Earlier this morning, my mother started picking fights. She often stirs up drama, needling orthodox Jewish friends about Israeli militarism or embarrassing a proper “blue blood” neighbor, commenting on her neighbor’s granddaughter who lives with a lover out of wedlock. Today, my mother got a rise out of me when she taunted, “You’re the kind of person who pretends to be helpful, but is really doing something for yourself.”

Patrick and I are glad we’ve changed the scene and brought her out to a museum. It turns out that we are the sole visitors at a small exhibit. Only a museum guardian stands barely visible in the corner of the gallery. We wheel my mother into the silence.

I am stopped by a statue with a lovely visage, consummately serene. My mother nods, indicating we might settle here for a look. The face is simple with full lips in a contented smile, a high forehead and a glowing quality so equanimous and kind that my eyes fill with tears. My difficulties from the morning release and for a few moments I feel peaceful. This Cambodian sculpture of a female figure, I read in the card below, is from a temple believed to be dedicated to the Buddhist deity Avalokiteshvara, a god of compassion.

Female Figure

Angkor period (802-1431), late 12th to early 13th century, Cambodia, Sandstone (Bayon style).

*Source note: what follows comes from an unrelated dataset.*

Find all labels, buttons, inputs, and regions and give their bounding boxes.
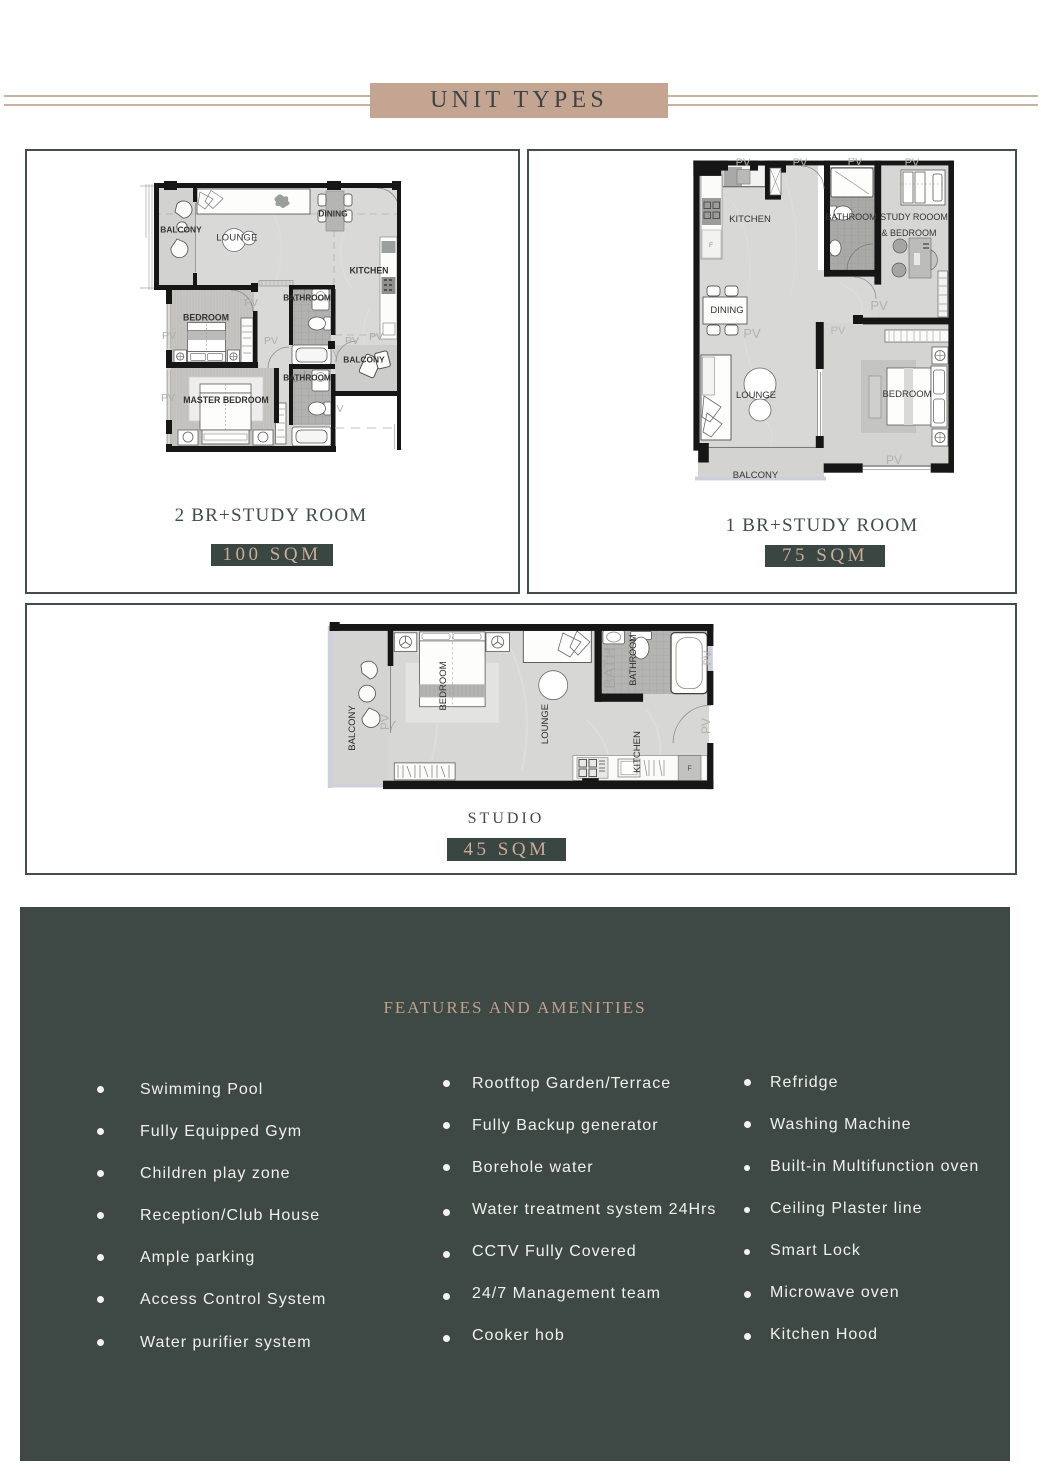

I look at my mother. Her face has turned gentle, with a rare softness and calm. Touched, I notice that her face mirrors the face of the figure she is looking at. I think about the fierce way my mother often meets the world, even this morning; she’s vivacious, forceful, but can be hard. She says of herself, “I’m tough; I’m a tough cookie.” It comes to me that it’s not just my mom who is sometimes hard or strident. I meet the world that way too. Yes, I can be commanding, a vivid presence in a room. But my way can also be grating. I must have needed that toughness over the years, as she has needed hers. But I’d like to respect it and loosen it too, let some of the toughness go. We’re all headed for the sarcophagus, maybe soon, I remind myself; there’s no time to lose.

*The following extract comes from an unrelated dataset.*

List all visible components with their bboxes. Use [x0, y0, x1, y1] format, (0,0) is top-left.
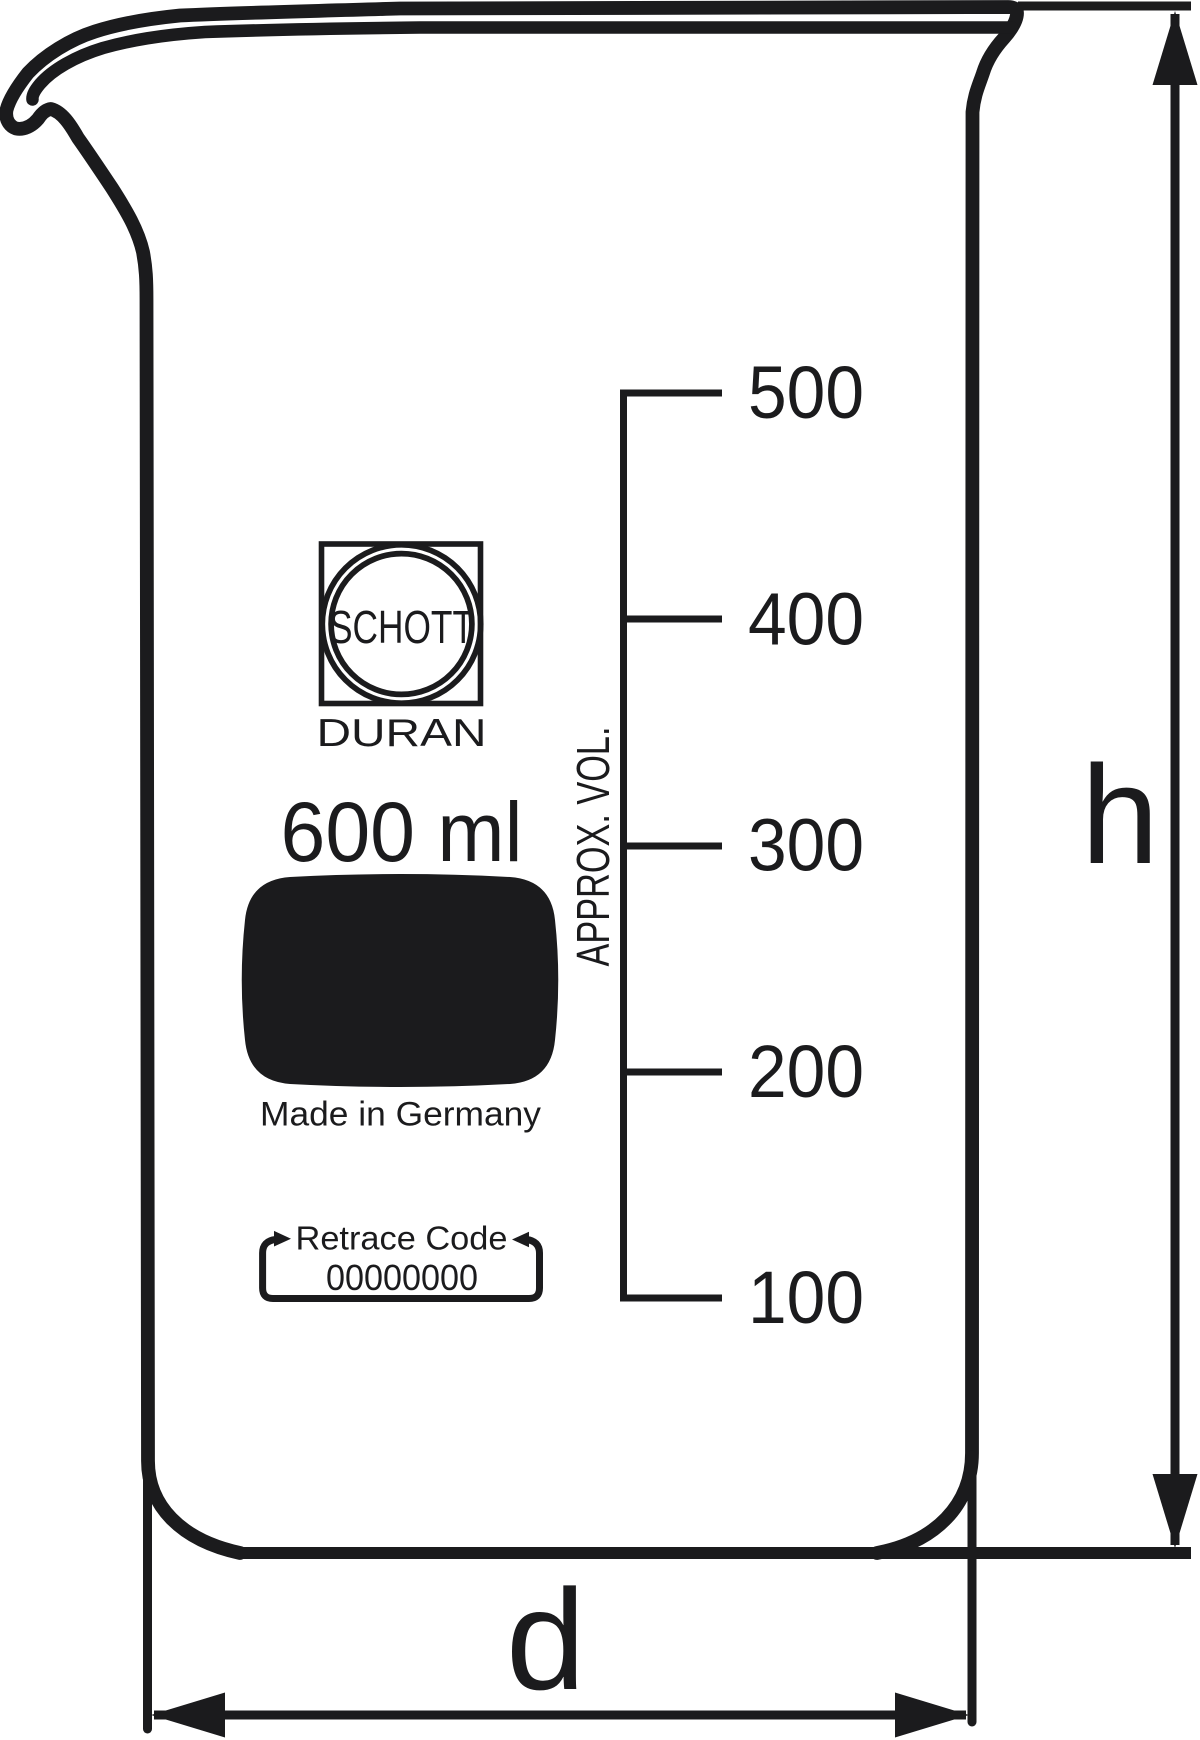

Appreciating my mother’s response to a series of kind-faced statues I see how transformative such faces can be. A listening face can heal suffering. I’ve always loved Avolokitesvara, particularly the usually female version. In various Southeast Asian countries she’s called Kwan Yin or Guanyin meaning, “she who hears the cries of the world.” When I traveled with my family to Vietnam, I turned the trip into my secret Guanyin pilgrimage. Collecting small statues of this goddess, I revived myself in her cool sweetness wherever we went—from the caves of the Perfumed Pagoda to the root temple of Zen master Thich Nhat Hanh. A towering statue of Guanyin guards the sea beyond Danang Harbor. I imagined her, ears tuned, hearing the continued cries of suffering from the Vietnam War.

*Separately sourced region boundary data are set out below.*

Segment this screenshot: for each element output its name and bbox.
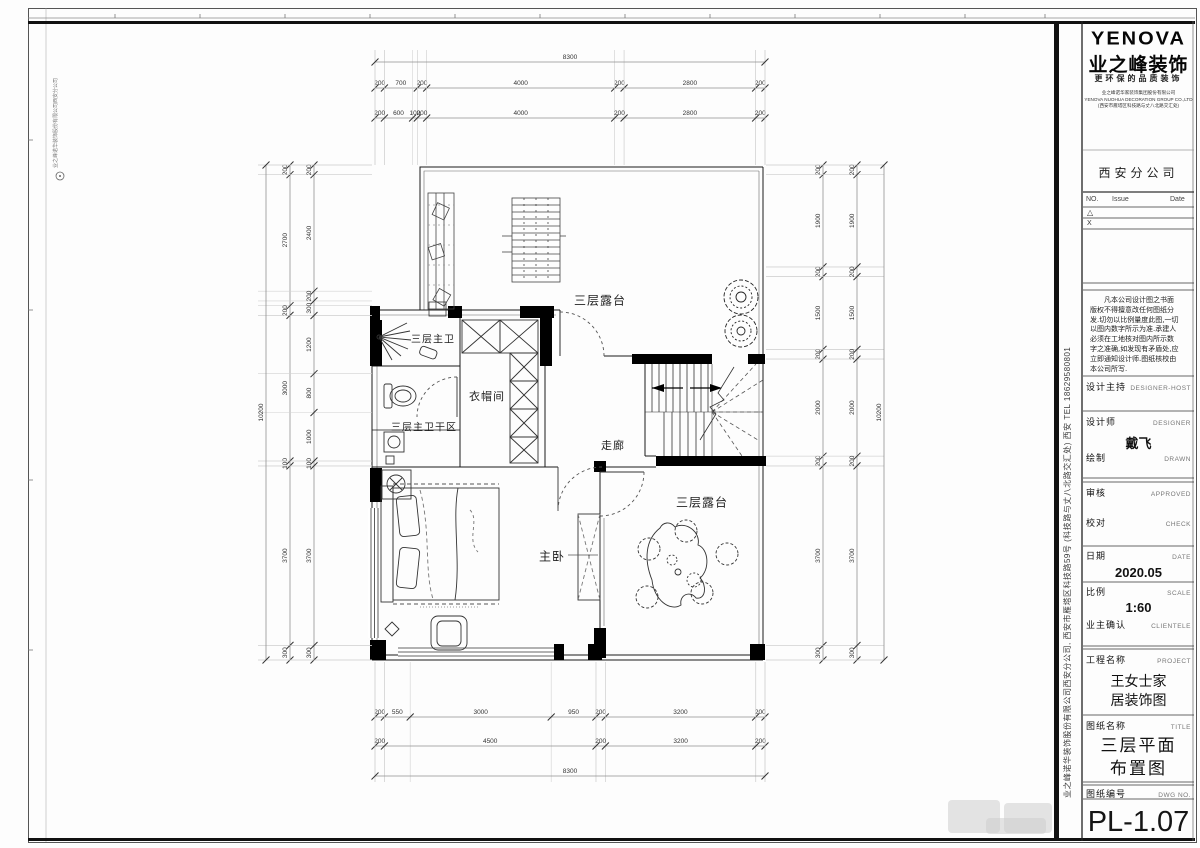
dim-label: 550 — [392, 709, 403, 716]
field-client-confirm: 业主确认 CLIENTELE — [1086, 618, 1191, 631]
dimension-annotations: 2007002004000200280020020060010020040002… — [258, 50, 888, 782]
dim-label: 200 — [815, 455, 822, 466]
dim-label: 4500 — [483, 738, 498, 745]
dim-label: 3700 — [849, 548, 856, 563]
field-design-host: 设计主持 DESIGNER-HOST — [1086, 380, 1191, 393]
drawing-number: PL-1.07 — [1083, 806, 1194, 839]
edge-strip-text: 业之峰诺华装饰股份有限公司西安分公司 — [52, 78, 59, 168]
brand-slogan: 更环保的品质装饰 — [1083, 73, 1194, 84]
dim-label: 200 — [306, 164, 313, 175]
field-drawing-title: 图纸名称 TITLE — [1086, 719, 1191, 732]
dim-label: 300 — [282, 647, 289, 658]
dim-label: 2800 — [683, 80, 698, 87]
date-value: 2020.05 — [1083, 565, 1194, 580]
field-project: 工程名称 PROJECT — [1086, 653, 1191, 666]
company-strip-text: 业之峰诺华装饰股份有限公司西安分公司, 西安市雁塔区科技路59号 (科技路与丈八… — [1062, 347, 1073, 798]
rev-col-issue: Issue — [1112, 196, 1129, 203]
dim-label: 3700 — [815, 548, 822, 563]
dim-label: 3200 — [673, 738, 688, 745]
brand-company-lines: 业之峰诺华家装饰集团股份有限公司 YENOVA NUOHUA DECORATIO… — [1083, 90, 1194, 110]
field-dwg-no: 图纸编号 DWG NO. — [1086, 787, 1191, 800]
dim-label: 200 — [417, 80, 428, 87]
dim-label: 200 — [374, 110, 385, 117]
dim-label: 300 — [815, 647, 822, 658]
dim-label: 300 — [849, 647, 856, 658]
dim-label: 200 — [755, 738, 766, 745]
dim-label: 200 — [306, 290, 313, 301]
dim-label: 4000 — [513, 80, 528, 87]
field-scale: 比例 SCALE — [1086, 585, 1191, 598]
dim-label: 200 — [849, 266, 856, 277]
dim-label: 300 — [306, 647, 313, 658]
room-label-cloakroom: 衣帽间 — [469, 388, 505, 404]
dim-label: 1900 — [815, 213, 822, 228]
dim-label: 8300 — [563, 54, 578, 61]
staircase — [645, 364, 763, 456]
dim-label: 2000 — [815, 400, 822, 415]
dim-label: 3700 — [282, 548, 289, 563]
dim-label: 1500 — [849, 305, 856, 320]
dim-label: 8300 — [563, 768, 578, 775]
dim-label: 200 — [282, 164, 289, 175]
dim-label: 200 — [614, 110, 625, 117]
watermark-blob — [986, 818, 1046, 834]
room-label-bath-dry-area: 三层主卫干区 — [391, 419, 457, 434]
dim-label: 600 — [393, 110, 404, 117]
doors — [558, 312, 644, 516]
room-label-master-bedroom: 主卧 — [539, 548, 565, 565]
nightstand-fan-icon — [382, 470, 411, 499]
dim-label: 200 — [282, 305, 289, 316]
dim-label: 200 — [755, 110, 766, 117]
dim-label: 200 — [417, 110, 428, 117]
dim-label: 950 — [568, 709, 579, 716]
floor-drain-icon — [385, 622, 399, 636]
plant-icons — [724, 280, 758, 347]
dim-label: 1900 — [849, 213, 856, 228]
dim-label: 200 — [849, 164, 856, 175]
dim-label: 3700 — [306, 548, 313, 563]
rev-col-no: NO. — [1086, 196, 1098, 203]
dim-label: 2000 — [849, 400, 856, 415]
dim-label: 10200 — [876, 403, 883, 421]
dim-label: 3000 — [282, 381, 289, 396]
dim-label: 200 — [374, 80, 385, 87]
drawing-sheet: 2007002004000200280020020060010020040002… — [0, 0, 1200, 848]
dim-label: 200 — [374, 709, 385, 716]
dim-label: 4000 — [513, 110, 528, 117]
dim-label: 200 — [815, 266, 822, 277]
dim-label: 700 — [395, 80, 406, 87]
floor-plan-drawing: 2007002004000200280020020060010020040002… — [0, 0, 1200, 848]
terrace-table-set — [636, 520, 738, 608]
dim-label: 1500 — [815, 305, 822, 320]
dim-label: 200 — [755, 80, 766, 87]
dim-label: 3200 — [673, 709, 688, 716]
armchair — [431, 616, 467, 650]
dim-label: 10200 — [258, 403, 265, 421]
tv-cabinet — [578, 514, 600, 600]
dim-label: 100 — [306, 458, 313, 469]
dim-label: 200 — [614, 80, 625, 87]
dim-label: 200 — [595, 709, 606, 716]
branch-name: 西安分公司 — [1083, 164, 1194, 181]
rev-row2-mark: X — [1087, 220, 1092, 227]
room-label-terrace-bottom: 三层露台 — [676, 494, 728, 511]
bed — [381, 484, 499, 607]
dim-label: 2800 — [683, 110, 698, 117]
project-name: 王女士家 居装饰图 — [1083, 672, 1194, 710]
room-label-terrace-top: 三层露台 — [574, 292, 626, 309]
dim-label: 2700 — [282, 233, 289, 248]
field-drawn: 绘制 DRAWN — [1086, 451, 1191, 464]
designer-name: 戴飞 — [1083, 433, 1194, 452]
room-label-master-bath: 三层主卫 — [411, 331, 455, 346]
dim-label: 2400 — [306, 225, 313, 240]
dim-label: 800 — [306, 387, 313, 398]
field-date: 日期 DATE — [1086, 549, 1191, 562]
dim-label: 1200 — [306, 337, 313, 352]
dim-label: 200 — [595, 738, 606, 745]
dim-label: 200 — [849, 348, 856, 359]
brand-logo-text: YENOVA — [1083, 29, 1194, 50]
dim-label: 200 — [755, 709, 766, 716]
disclaimer-text: 凡本公司设计图之书面 版权不得擅意改任何图纸分 发.切勿以比例量度此图,一切 以… — [1090, 296, 1191, 374]
dim-label: 200 — [815, 348, 822, 359]
dim-label: 200 — [815, 164, 822, 175]
rev-col-date: Date — [1170, 196, 1185, 203]
dim-label: 300 — [306, 302, 313, 313]
dim-label: 100 — [282, 458, 289, 469]
room-label-corridor: 走廊 — [601, 437, 625, 453]
field-check: 校对 CHECK — [1086, 516, 1191, 529]
field-designer: 设计师 DESIGNER — [1086, 415, 1191, 428]
pergola-grid — [502, 198, 566, 282]
field-approved: 审核 APPROVED — [1086, 486, 1191, 499]
scale-value: 1:60 — [1083, 600, 1194, 615]
sheet-border — [28, 9, 1197, 843]
dim-label: 200 — [849, 455, 856, 466]
dim-label: 3000 — [473, 709, 488, 716]
dim-label: 200 — [374, 738, 385, 745]
trellis — [428, 193, 454, 316]
dim-label: 1000 — [306, 429, 313, 444]
drawing-title: 三层平面 布置图 — [1083, 734, 1194, 780]
rev-row1-mark: △ — [1087, 208, 1093, 217]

These museum messages, all three together—the grand bathtub at the Metropolitan, the two friends in conversation at the Guggenheim, the kind faces at the Asia Society—have changed me in some way. On returning to California, I find that the power of the kind listening faces stays with me. Can I learn a different brand of listening, strong—unshakably committed to finding what is true and just—and yet tender at the same time? Can I bring this listening to conflict with my sister, to a class where I tend to speak more loudly and more often than I would like, to passersby in the farmers’ market? When I meet others with opposing views, can I respond with my own Guanyin eyes and ears—seeing beyond closed demeanors, hearing beyond angry words, to what’s hurting inside?

My mother at her 97th birthday pre-celebration, a strong feisty presence.

Kneeling Woman

A small clay figure from a five-story pagoda, one of earliest and most important Buddhist temples in Japan. Believed to be constructed during the Nara period, in the late 7th or early 8th century.

My mother, at peace, mirroring the Kneeling Woman.